Published by TEDxHickory on

Is it true that spoken words are responsible for the emotional wounds we feel? If there was something else at play would you want to know what it was?

A breakthrough in your relationships starts with a breakthrough in your thinking ~ because of the way the brain encodes language as emotion, shifting the conflict in relationship is akin to speaking a new language. What’s interesting here is that the process that allows this to happen is the same process our brains use to make sense of music. When you see how the brain does this it just might change the ending of a famous saying for you: sticks and stones will break your bones, but words… well, words will become music to your ears.

Surprisingly though, the key that unlocks this emotional transformation isn’t found in clarity around what you heard, but rather remembering what it is that you really want for that situation.

Jarrod Haning is the author of “Trying harder won’t get you there” and works as a performance coach with Mindset Performance where he trains leaders in the thinking patterns of success. If someone keeps running up against the same old obstacles and conflicts, it’s probably not for lack of trying. If that’s been happening there could be a blind spot in their thinking patterns that has been tripping them up. After all, you can’t avoid what your brain can’t see.
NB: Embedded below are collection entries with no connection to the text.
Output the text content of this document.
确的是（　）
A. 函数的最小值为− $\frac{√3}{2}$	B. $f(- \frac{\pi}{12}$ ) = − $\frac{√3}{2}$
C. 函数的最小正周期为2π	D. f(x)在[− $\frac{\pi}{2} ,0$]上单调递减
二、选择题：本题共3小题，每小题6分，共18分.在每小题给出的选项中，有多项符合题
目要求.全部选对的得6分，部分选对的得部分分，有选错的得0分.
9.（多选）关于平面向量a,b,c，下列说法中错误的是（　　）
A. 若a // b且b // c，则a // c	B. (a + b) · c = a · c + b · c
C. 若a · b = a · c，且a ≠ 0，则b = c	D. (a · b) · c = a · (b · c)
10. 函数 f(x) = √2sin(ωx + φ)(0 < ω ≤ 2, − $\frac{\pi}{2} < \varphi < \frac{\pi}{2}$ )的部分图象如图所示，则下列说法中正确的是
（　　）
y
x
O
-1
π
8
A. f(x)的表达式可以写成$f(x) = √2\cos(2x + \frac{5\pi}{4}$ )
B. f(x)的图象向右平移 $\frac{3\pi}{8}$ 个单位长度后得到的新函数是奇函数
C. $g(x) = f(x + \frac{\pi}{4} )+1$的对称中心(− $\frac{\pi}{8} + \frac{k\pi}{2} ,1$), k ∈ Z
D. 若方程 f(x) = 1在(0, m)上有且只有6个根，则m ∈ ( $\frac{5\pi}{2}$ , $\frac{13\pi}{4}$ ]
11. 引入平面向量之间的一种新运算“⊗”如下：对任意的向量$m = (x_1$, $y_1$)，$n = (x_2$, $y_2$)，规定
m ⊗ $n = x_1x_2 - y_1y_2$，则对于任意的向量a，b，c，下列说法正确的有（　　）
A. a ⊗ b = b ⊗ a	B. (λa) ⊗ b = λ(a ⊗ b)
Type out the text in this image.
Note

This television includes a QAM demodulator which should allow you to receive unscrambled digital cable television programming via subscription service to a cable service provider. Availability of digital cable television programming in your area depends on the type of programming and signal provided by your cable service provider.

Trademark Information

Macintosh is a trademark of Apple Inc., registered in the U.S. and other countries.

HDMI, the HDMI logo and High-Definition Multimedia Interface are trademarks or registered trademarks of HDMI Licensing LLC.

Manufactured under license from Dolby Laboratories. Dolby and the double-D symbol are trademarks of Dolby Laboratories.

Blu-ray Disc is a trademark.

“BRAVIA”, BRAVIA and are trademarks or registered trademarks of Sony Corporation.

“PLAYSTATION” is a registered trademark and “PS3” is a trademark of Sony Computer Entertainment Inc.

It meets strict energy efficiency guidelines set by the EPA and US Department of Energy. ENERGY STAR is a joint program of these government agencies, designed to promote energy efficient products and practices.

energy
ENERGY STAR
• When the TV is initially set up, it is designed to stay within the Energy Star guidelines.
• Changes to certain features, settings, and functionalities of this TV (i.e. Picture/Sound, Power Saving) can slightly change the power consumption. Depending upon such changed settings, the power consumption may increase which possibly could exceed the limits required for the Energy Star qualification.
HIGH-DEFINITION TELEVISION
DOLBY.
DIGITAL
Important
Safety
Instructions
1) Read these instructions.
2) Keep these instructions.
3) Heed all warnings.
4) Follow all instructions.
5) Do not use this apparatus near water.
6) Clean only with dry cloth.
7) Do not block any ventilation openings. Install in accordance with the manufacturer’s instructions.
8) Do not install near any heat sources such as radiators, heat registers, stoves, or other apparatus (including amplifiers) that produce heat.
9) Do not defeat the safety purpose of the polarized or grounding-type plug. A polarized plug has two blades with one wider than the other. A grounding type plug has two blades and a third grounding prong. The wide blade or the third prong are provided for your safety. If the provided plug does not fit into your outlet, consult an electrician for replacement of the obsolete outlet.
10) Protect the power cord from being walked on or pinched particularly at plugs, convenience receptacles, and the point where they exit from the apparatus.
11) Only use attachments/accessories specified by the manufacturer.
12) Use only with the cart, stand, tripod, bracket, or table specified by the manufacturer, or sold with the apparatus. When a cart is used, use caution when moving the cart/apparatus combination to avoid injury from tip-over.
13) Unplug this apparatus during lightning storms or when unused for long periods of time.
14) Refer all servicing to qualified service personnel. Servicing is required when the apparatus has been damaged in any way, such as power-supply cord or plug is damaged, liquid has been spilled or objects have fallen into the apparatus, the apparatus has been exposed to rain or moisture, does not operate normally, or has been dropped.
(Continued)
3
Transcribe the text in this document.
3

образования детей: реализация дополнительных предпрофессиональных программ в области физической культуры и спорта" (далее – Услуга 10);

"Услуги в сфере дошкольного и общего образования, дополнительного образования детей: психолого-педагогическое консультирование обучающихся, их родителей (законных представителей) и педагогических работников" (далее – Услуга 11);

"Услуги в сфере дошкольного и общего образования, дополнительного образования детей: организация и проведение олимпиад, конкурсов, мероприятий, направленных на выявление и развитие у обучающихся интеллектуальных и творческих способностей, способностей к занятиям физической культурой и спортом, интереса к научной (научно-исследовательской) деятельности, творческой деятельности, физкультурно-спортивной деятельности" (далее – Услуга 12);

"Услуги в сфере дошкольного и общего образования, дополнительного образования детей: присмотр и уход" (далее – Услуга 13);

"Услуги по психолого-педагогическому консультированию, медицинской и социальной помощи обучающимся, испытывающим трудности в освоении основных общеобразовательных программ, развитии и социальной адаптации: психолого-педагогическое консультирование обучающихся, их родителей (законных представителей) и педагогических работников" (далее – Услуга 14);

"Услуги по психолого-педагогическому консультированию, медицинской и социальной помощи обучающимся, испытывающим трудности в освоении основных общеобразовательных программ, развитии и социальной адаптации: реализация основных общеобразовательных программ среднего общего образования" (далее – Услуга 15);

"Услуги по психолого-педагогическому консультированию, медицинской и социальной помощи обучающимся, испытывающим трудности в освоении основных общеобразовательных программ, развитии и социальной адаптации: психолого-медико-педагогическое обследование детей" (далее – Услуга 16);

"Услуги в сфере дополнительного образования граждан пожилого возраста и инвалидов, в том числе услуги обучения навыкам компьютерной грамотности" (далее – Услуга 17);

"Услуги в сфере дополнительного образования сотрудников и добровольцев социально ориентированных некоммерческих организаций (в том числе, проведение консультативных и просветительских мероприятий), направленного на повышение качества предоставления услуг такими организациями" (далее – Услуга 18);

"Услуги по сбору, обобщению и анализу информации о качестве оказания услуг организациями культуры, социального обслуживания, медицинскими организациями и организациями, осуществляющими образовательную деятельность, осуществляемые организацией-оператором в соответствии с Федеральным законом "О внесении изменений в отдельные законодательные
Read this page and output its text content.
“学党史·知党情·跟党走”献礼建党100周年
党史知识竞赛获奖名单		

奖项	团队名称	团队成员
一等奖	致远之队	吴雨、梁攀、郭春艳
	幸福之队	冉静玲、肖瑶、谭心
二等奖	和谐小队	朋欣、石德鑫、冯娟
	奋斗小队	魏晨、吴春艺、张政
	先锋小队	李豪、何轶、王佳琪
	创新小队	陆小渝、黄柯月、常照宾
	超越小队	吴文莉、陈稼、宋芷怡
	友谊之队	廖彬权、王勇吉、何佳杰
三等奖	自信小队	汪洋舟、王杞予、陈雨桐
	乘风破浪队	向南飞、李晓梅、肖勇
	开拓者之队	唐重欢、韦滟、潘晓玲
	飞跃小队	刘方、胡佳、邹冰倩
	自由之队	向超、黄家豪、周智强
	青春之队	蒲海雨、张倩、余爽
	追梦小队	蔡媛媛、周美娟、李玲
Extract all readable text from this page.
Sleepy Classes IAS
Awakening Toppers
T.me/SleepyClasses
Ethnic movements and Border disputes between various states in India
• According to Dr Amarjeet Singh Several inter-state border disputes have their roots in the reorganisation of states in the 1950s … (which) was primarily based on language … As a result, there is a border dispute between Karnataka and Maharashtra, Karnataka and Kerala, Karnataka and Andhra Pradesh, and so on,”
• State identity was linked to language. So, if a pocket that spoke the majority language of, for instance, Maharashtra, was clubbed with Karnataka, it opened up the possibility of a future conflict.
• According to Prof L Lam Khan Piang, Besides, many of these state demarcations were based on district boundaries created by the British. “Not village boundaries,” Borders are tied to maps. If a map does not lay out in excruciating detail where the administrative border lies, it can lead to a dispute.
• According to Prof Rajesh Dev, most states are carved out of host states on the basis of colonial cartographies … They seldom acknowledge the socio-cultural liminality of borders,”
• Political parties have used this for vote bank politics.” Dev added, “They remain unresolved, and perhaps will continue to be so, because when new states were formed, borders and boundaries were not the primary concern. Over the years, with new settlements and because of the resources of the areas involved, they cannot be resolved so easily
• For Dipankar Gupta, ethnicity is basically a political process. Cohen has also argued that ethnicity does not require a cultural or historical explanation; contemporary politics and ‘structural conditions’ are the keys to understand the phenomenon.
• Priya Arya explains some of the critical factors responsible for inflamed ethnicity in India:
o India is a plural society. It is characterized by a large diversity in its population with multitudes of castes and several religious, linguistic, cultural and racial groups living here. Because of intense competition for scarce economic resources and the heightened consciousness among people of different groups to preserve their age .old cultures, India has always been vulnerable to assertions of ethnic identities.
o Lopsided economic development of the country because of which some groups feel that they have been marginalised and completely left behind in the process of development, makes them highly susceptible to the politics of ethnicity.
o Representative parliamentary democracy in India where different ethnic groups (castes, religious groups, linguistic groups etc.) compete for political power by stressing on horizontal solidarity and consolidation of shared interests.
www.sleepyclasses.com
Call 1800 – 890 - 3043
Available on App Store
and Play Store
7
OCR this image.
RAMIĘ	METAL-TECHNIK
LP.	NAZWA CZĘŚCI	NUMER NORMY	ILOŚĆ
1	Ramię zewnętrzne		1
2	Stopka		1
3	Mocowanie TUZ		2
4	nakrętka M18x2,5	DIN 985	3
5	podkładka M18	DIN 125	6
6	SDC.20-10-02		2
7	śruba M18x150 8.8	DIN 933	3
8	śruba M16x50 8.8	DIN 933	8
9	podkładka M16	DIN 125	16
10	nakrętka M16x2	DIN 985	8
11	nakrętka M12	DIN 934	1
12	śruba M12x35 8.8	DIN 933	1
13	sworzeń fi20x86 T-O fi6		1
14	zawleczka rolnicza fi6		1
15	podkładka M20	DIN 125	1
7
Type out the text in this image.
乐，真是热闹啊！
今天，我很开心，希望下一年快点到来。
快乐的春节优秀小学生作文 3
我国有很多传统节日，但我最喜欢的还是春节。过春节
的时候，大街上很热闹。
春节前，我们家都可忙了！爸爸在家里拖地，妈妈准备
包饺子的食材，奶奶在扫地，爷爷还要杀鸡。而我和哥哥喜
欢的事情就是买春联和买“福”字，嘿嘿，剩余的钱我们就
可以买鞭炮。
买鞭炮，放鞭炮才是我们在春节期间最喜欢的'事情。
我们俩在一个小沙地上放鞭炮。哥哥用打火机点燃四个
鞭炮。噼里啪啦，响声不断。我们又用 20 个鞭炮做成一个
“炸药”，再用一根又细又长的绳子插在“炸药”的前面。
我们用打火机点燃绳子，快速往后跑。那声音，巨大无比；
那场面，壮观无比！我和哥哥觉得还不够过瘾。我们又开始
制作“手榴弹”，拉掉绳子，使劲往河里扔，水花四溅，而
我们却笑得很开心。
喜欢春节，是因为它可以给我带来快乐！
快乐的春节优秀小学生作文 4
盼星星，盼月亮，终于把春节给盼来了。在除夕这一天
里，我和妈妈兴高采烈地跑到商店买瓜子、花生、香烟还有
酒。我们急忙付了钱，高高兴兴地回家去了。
When he isn’t on stage speaking or training, you’ll find him performing with the South Carolina Philharmonic or competing with his 7 year old for the coveted “tickle champion of the world” title. As an award-winning speaker, Jarrod Haning trains companies in the psychology of music. When you know how music creates inspiration in you, then you know how to create inspiration in other people. By revealing the subconscious mechanism that drives our emotional response to music and language, Jarrod is able to give his audiences some very unique tools for getting what they want. He is the principal violist for the South Carolina Philharmonic. He has been called the “Seth Godin of music” and the “golden boy for music.” With performing experience in 14 professional orchestras and over 20,000 hours of practice he is able to deliver some powerful secrets on performance, productivity, and persuasion. As an expert in music, he has helped doctors, lawyers, nurses, clergy, managers, HR professionals, teachers, non-profits, CEOs, entrepreneurs, sales reps, realtors, pilots, and more impact their world with breakthrough results.